Эй-Джей последовал за ней и поставил вазу с розами на стол в кухне.
– Прости меня, прости, – попросил он. – Мне не следовало так на тебя набрасываться, но я правда беспокоился о тебе, дорогая.
– И это не имеет никакого отношения к тому разносу, что тебе устроил Притчет?
Эй-Джей засопел.
– Ладно, признаю, новости меня ошеломили. Да, я считал, что ты должна мне все рассказать, учитывая наши с тобой отношения. И мне казалось, что в такой ситуации ты должна была обратиться именно ко мне.
– Ну да, чтобы ты. смог прибежать к Смиту Притчету и обо всем ему доложить, как хороший придворный.
Анни прислонилась к раковине. Их с Эй-Джеем разделял стол.
– Вот тебе и еще одна причина, почему наши с тобой отношения не могут сложиться, – продолжала она. – Вот ты, а вот я, и между нами… все это. – Анни красноречиво развела руками. – Моя работа и твоя работа, отдельно мы, отдельно наша работа. Я не хочу об этом говорить, Эй-Джей. Прости, не хочу. Не сейчас.

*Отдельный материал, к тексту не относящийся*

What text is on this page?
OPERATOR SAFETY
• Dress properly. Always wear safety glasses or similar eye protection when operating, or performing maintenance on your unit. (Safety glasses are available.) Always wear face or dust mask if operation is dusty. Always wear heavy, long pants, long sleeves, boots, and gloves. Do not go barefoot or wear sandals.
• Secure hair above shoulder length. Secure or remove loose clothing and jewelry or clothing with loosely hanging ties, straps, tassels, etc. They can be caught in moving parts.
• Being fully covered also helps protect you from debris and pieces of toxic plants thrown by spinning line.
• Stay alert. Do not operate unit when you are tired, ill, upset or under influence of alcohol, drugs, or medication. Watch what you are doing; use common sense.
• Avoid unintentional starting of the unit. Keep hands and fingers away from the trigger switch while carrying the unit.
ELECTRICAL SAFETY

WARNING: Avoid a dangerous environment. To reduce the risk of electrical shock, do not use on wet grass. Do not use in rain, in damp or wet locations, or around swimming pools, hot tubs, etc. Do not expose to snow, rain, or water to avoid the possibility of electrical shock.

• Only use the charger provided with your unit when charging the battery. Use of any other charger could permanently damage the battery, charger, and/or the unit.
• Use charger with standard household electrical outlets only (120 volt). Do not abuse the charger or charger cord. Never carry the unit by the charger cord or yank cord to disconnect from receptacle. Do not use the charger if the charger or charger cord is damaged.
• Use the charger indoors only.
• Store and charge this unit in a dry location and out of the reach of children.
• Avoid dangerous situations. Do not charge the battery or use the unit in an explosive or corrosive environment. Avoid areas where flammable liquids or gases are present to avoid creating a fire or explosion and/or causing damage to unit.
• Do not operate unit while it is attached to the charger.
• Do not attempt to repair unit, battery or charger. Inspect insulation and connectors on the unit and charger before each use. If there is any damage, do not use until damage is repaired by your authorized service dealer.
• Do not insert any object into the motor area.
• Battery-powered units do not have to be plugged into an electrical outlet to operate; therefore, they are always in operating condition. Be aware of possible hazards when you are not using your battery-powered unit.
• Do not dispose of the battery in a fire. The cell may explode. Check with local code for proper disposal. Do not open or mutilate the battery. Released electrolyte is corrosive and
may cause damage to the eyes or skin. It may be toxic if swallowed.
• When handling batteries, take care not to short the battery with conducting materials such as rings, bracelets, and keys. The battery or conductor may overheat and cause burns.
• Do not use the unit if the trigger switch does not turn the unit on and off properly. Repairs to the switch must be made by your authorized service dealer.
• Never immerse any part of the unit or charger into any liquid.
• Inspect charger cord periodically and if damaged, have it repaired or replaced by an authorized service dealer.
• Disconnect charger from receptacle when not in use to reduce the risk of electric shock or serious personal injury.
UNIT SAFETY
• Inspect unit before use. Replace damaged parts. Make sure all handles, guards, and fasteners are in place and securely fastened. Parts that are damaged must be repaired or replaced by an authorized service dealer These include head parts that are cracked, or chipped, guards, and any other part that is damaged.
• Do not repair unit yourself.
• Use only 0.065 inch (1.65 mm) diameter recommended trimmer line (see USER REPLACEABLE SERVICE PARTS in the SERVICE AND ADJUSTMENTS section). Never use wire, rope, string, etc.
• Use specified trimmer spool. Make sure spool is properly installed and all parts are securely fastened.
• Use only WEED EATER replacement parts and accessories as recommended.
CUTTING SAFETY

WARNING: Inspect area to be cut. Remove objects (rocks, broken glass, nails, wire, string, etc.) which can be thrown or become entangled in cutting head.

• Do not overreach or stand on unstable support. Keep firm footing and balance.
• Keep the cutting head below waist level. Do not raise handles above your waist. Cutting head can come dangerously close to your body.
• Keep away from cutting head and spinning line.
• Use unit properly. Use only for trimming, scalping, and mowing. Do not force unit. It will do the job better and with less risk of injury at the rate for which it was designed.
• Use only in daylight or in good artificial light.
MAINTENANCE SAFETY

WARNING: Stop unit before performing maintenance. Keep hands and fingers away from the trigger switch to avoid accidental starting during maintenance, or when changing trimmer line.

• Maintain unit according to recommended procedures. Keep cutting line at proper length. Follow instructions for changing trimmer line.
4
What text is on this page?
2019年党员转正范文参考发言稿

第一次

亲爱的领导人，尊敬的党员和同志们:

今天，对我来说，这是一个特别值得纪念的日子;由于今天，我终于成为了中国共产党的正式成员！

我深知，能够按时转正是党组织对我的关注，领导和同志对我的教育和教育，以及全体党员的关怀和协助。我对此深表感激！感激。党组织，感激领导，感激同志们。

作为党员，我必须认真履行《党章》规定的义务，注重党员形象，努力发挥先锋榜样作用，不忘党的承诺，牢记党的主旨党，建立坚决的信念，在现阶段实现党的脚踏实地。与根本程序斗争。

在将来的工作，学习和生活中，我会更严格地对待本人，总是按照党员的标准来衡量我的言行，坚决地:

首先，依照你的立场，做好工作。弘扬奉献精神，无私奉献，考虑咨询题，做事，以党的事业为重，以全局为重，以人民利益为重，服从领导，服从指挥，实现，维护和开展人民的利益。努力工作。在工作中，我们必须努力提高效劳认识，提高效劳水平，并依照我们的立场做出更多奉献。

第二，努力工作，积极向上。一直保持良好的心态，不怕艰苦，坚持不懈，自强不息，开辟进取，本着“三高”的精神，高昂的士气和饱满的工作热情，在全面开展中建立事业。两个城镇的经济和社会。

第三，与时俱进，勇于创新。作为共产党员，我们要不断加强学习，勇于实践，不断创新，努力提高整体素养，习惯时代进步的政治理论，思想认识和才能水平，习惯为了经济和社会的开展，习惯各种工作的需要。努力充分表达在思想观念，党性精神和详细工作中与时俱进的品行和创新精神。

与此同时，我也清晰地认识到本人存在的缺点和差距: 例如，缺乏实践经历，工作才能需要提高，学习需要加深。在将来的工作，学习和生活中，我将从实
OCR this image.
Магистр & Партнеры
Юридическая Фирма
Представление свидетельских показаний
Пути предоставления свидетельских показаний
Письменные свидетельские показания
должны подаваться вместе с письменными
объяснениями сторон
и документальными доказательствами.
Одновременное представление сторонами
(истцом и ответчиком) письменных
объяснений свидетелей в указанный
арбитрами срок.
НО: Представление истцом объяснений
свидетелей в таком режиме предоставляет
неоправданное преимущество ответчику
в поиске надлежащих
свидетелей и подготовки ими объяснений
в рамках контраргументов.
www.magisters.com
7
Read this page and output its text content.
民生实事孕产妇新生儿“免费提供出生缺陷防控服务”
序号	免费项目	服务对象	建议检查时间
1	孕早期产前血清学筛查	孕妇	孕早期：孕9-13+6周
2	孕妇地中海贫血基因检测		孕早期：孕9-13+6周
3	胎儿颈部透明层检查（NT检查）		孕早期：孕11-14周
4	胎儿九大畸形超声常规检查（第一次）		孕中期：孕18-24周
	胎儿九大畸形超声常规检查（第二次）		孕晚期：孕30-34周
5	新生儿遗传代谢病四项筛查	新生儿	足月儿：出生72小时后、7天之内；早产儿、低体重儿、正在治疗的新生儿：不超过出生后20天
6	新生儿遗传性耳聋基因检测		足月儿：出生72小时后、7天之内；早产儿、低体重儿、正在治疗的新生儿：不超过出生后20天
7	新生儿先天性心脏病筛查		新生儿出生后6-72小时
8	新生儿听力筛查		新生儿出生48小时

Только не теперь, когда Анни вдруг обнаружила, что и ее захватила буря, поднятая Фуркейдом. Ей требовалось все ее мужество, чтобы держать голову над водой.
– Я думаю, что сейчас не самое лучшее время для подобных разговоров, – негромко сказал Эй-Джей, приближаясь к ней. – Сегодня выдался тяжелый день. Ты устала, и я тоже вымотался. Давай закончим его мирно. Поцелуемся и все забудем, а? – прошептал он.
Анни закрыла глаза, когда его губы прижались к ее губам. Она покорно ответила на поцелуй. Он прижал ее теснее, и это казалось таким же естественным, как дыхание. Его тело было теплым, сильным. Рядом с ним Анни почувствовала Себя маленькой и защищенной.